JUDGMENT
S.S. Saron, J.
1. This order will dispose of Criminal Misc. Nos. 546-M of 1993 and 547-M of 1993 as identical questions of law are involved in the two petitions filed by petitioner Surinder Kumar. The facts are, however, being taken from the case Criminal Misc. No. 546-M of 1993.
2. The prayer of the petitioner Surinder Kumar who is the accused in the case is for quashing the complaint instituted on 17.12.1991 (Annexure P-1), by respondent No. 2 under Section 138 of the Negotiable Instruments Act, 1881 (Act, for short) and Section 420 of the Indian Penal Code (IPC, for short) pending in the Court of learned Chief Judicial Magistrate, Panipat titled Roop Narain Mukhija v. Surinder Kumar. The complainant-respondent No. 2 had alleged that the accused-petitioner is the sole proprietor of M/s. Bharat Beej Bhandar, Panipat and is dealing in the sale and purchase of vegetable seeds. The petitioner purchased 100 bags of carrot seeds from the complainant amounting to Rs. 81,300/-. For the aforesaid sum, the petitioner issued two cheques on 18.8.1991, one for a sum of Rs. 40,000/- and the other for Rs. 41,300/- respectively in favour of the complainant. The complainant-respondent presented both the cheques in his Bank on the same day i.e. 18.8.1991 which were forwarded to the Bankers of the petitioner i.e. United Bank of India for collection. However, these cheques were returned with the remarks: “insufficiency of funds” in the account of the petitioner. The accused then requested the complainant that the cheques may be presented again after three months. The cheques were again presented but were dishonoured on account of “insufficiency of funds” in the account of the petitioner on 20.11.1991. The complainant-respondent No. 2 in view of the dishonouring of the cheques served a notice dated 25.11.1991 through registered post and under postal certificate. The petitioner failed to make the payment within 15 days and accordingly. The complaint Annexure P-1 was filed in the Court of learned Chief Judicial Magistrate, Panipat on 17.12.1991.
3. The contention of the petitioner in challenging the aforesaid complaint is that once a cause of action had accrued, a complaint was liable to be filed at that stage only, A subsequent dishonour of the cheque would not give fresh cause of action.

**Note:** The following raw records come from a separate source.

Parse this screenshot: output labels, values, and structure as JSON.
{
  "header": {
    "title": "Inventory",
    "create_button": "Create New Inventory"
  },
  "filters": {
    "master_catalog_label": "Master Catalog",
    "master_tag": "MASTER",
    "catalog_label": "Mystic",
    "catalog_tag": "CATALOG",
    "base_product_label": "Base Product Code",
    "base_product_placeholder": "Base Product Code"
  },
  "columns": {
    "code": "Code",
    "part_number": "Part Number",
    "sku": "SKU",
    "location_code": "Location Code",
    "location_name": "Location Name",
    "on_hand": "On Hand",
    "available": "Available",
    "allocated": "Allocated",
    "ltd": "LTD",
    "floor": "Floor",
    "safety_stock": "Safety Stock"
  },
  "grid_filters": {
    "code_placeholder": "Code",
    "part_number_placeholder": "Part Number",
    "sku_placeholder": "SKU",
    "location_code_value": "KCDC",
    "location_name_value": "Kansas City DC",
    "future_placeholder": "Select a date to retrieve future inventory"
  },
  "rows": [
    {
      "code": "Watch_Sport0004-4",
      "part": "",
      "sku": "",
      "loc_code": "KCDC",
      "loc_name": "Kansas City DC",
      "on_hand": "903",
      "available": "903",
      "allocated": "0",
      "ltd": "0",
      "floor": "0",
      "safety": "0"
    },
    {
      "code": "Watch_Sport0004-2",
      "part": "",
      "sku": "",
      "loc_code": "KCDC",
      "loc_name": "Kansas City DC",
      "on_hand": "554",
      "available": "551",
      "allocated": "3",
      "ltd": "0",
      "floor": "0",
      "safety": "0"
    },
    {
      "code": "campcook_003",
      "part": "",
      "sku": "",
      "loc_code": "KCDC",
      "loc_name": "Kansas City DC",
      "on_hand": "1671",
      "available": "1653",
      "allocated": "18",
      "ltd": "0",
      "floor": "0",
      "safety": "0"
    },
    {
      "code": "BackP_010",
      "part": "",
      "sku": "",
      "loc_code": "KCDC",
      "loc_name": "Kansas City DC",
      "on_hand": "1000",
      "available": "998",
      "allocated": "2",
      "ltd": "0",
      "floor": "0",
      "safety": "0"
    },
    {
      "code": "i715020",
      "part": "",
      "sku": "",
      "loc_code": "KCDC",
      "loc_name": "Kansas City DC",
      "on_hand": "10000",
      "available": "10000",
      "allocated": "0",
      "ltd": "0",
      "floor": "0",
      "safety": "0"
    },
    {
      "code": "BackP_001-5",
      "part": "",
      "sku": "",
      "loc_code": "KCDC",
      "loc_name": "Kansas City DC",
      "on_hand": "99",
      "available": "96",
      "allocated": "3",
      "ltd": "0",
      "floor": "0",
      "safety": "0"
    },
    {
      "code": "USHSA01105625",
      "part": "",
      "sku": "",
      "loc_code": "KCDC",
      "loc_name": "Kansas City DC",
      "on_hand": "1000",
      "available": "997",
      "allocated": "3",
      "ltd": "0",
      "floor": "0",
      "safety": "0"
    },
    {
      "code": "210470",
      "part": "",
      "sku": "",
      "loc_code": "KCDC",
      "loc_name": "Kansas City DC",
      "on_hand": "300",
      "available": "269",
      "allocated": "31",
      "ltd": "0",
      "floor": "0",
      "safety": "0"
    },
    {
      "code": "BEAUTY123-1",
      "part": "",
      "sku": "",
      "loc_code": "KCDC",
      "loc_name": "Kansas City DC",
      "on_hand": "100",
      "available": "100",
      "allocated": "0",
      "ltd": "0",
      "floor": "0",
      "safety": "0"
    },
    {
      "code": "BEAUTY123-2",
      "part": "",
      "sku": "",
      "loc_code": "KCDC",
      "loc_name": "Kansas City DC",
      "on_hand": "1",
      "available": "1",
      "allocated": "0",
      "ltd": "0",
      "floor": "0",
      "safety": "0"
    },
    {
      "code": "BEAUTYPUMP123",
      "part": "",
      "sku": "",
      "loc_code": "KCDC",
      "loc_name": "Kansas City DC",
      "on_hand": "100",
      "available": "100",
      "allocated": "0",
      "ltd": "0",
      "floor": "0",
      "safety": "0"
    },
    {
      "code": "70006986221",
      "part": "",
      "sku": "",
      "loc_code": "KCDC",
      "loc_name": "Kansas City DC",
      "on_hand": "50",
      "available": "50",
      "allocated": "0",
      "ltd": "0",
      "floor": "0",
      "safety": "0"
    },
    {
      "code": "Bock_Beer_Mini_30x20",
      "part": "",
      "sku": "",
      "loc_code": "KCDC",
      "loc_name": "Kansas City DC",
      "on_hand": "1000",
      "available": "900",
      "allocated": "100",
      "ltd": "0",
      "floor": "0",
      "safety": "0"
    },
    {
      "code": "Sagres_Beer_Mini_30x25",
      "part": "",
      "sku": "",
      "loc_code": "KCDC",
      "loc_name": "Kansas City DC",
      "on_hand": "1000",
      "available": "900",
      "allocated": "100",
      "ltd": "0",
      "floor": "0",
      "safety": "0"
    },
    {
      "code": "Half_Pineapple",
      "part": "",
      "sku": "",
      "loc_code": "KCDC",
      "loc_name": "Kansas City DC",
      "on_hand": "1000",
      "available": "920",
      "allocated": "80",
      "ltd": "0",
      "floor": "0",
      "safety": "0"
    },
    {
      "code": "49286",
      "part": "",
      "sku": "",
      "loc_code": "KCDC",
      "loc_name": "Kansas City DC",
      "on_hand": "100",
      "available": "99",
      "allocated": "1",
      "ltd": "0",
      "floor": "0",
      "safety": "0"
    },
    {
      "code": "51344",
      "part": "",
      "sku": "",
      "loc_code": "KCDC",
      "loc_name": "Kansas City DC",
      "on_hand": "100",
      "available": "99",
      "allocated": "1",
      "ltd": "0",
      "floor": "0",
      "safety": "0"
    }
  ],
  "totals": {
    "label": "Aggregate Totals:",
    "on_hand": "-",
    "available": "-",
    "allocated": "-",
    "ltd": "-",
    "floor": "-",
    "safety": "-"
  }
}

4. After hearing learned Counsel for the petitioner and the State and considering the facts on record, it may be noticed that the Hon’ble Supreme Court in the case of Sadanandan Bhadran v. Madhavan Sunil Kumar, VII (1998) SLT 157= I (1999) BC 691 (SC)=III (1998) CCR 238 (SC) = 1998(6) SCC 514, held that Clause (a) of the proviso to Section 138 of the Act does not put any embargo upon the payee to successively present a dishonoured cheque during the period of its validity. This apart, in the course of business transactions it is not uncommon for a cheque being returned due to insufficient funds or similar such reasons and being presented again by the payee after some time, on his own volition or at the request of the drawer, in expectation that it would be encashed. The primary interest of the payee is to get his money and not prosecution of the drawer, recourse to which, normally, is taken out of compulsion and not choice. On each presentation of the cheque and its dishonour, a fresh right and not cause of action accrues in his favour. He may, therefore, without taking pre-emptory action in exercise of his such right under Clause (b) of Section 138 of the Act, go on presenting the cheque so as to enable him to exercise such right at any point of time during the validity of the cheque. But once he gives a notice under Clause (b) of Section 138 of the Act, he forfeits such right for in case of failure of the drawer to pay the money within the stipulated time, he would be liable for offence and the cause of action for filing the complaint will arise.
5. In the case in hand as already noticed above, two cheques were issued on 18.8.1991 and on the same day both were presented for encashment. However, they were dishonoured because of insufficiency of funds in the account of the petitioner. The cheques were thereafter again presented on 2/3 occasions but were not honoured. These were last presented on 21.11.1991 when again they were returned with the remarks of insufficiency of funds. Thereafter, the complainant-respondent served a notice dated 25.11.1991. Therefore, for the earlier dishonour of the cheques, no cause of action accrued to the petitioner and only a fresh right was created. The cause of action accrued when after the serving the notice in terms of Clause (b) Section 138 of the Act, there was default on the part of the petitioner to pay the money within the stipulated time. Therefore, the contention of the learned Counsel for the petitioner that on the first presentation of the cheques, a cause of action had accrued to the complainant to file the complaint is clearly misplaced in view of the dictum of the Apex Court in Sadanandan Bhadran case (supra).
For the foregoing reasons there is no merit in these two criminal misc. petitions. Accordingly, the same are dismissed.